We do not know much. So this is an area I would encourage that some investigations be done in Africa.

Q: If it was done do you think it was ethical?
We have not had unethical behavior. But that is because research ethics is quite new in Africa we still do not know what was done back then. There were no clear frameworks of how human participants could be handled in research.
For instance in Uganda, research involving humans as research participants started only about 20 years ago when we started the first HIV vaccine trials. That was in 1997.

Q: How ethical is research done in Africa today?
Protection of people during research is universal, but countries should also have their standards. For instance, Uganda has its own rules and regulations for protecting humans as research participants.
What countries do should be consistent with international standards and should be adequate. But you find that some African countries do not have their own standards. They rely on International standards but there are so many differences in culture, practice etc. The local rules are equally important, they should not be inferior and should exist.

Q: If you could give us a sense of how many studies are carried out in Uganda, which involves human participants?
Uganda has 400 new studies every year and cumulatively 300,000 Ugandans participate in research every year. Of the studies done about 60-70 percent involve human participants, (medical research) and 5 percent of the studies are clinical trials.
This therefore underscores the need for an ethical research so that they protect the rights and welfare of individual research participants.

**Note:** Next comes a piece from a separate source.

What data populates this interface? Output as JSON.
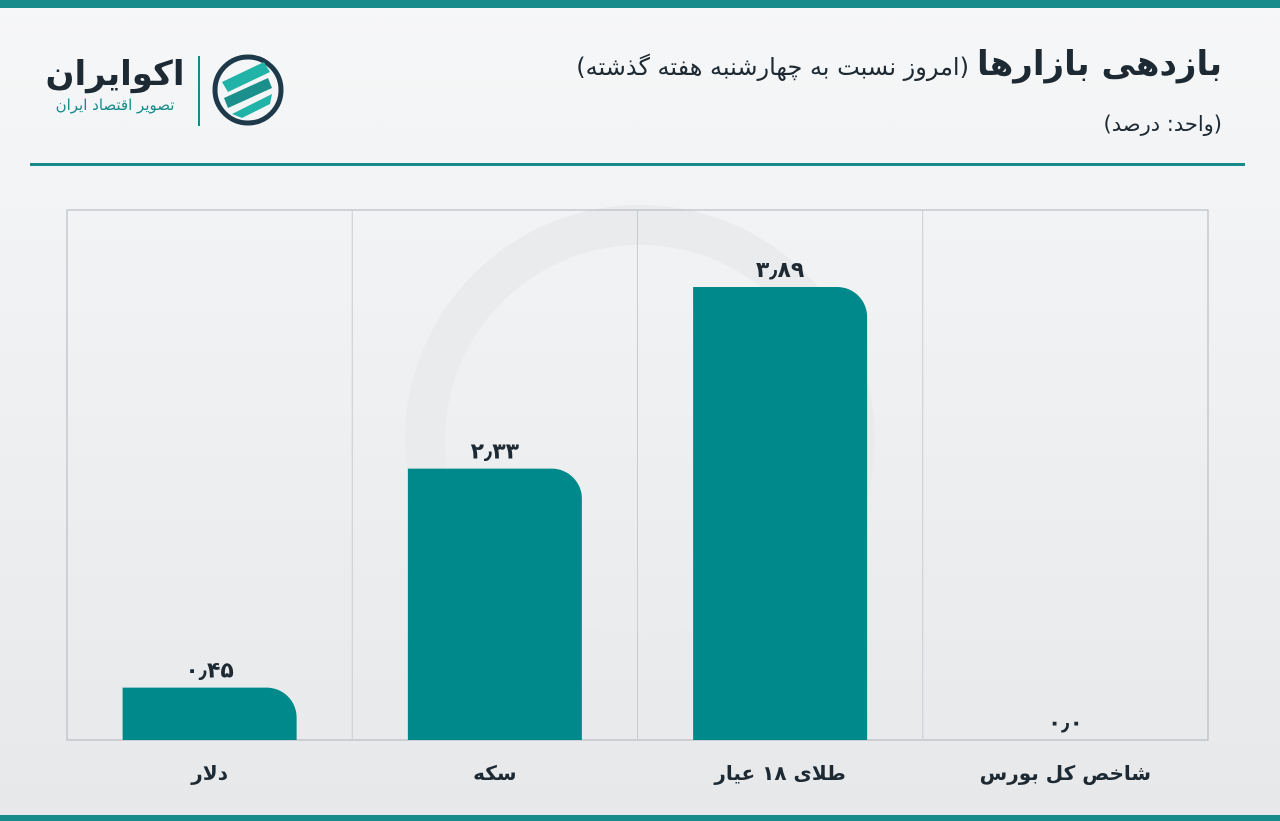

Q: But sometimes it may not be unethical at the level of the individual but the human biological samples like blood or tissue that are taken away by international researchers. How do you control that?
We now have a strict policy. A researcher can only take human samples when they demonstrate that we do not have the capacity to manage them.
We have a materials transfer agreement under the 2007 ‘National Guidelines for Research involving Humans as research participants’. Besides other things this binds the institution here in Uganda and the one that receives the human samples.

We demand to know that they tell us where, what and why they are going to use the samples for. We also emphasize that should benefits arise both institutions benefit and the samples are used responsibly.

Q: How do you monitor that?
We may not be able to monitor them but we get updates and progress reports over a given period of time. We also forge a collaboration to continue in the follow up activities.
Through this we collaborate in studies, benefit from transfer of technology and exchange of information. This is what Africa should do.

Q: Are there penalties for unethical behavior?
We can cancel your license but we prefer to avoid it altogether so we have strengthened our guidelines and we are educating the public and creating awareness.
This will change the behavior of the public and assure them that research is done in responsibly and ethically.

Q: Why is bioethics increasingly becoming important?
It is important to avoid cases of injustice like the Guatemala case in 1946-1948. We recognize that these are injustices of the past that is why it is important to guard against them.
Also, the rapid advances in science especially in bio sciences, which has a lot of potential today greater than 50 years ago. This enables us manipulate organisms, work with living organisms and it raises a lot of ethical issues.
Bioethics helps us ensure that as science progresses and technology advances,  we do not violate and compromise the rights of people who participate and those who consume the products.
Future economic growth of countries will depend on the level of science and technology applied. So it should be in the context of bioethics so that people’s rights and welfare are not violated.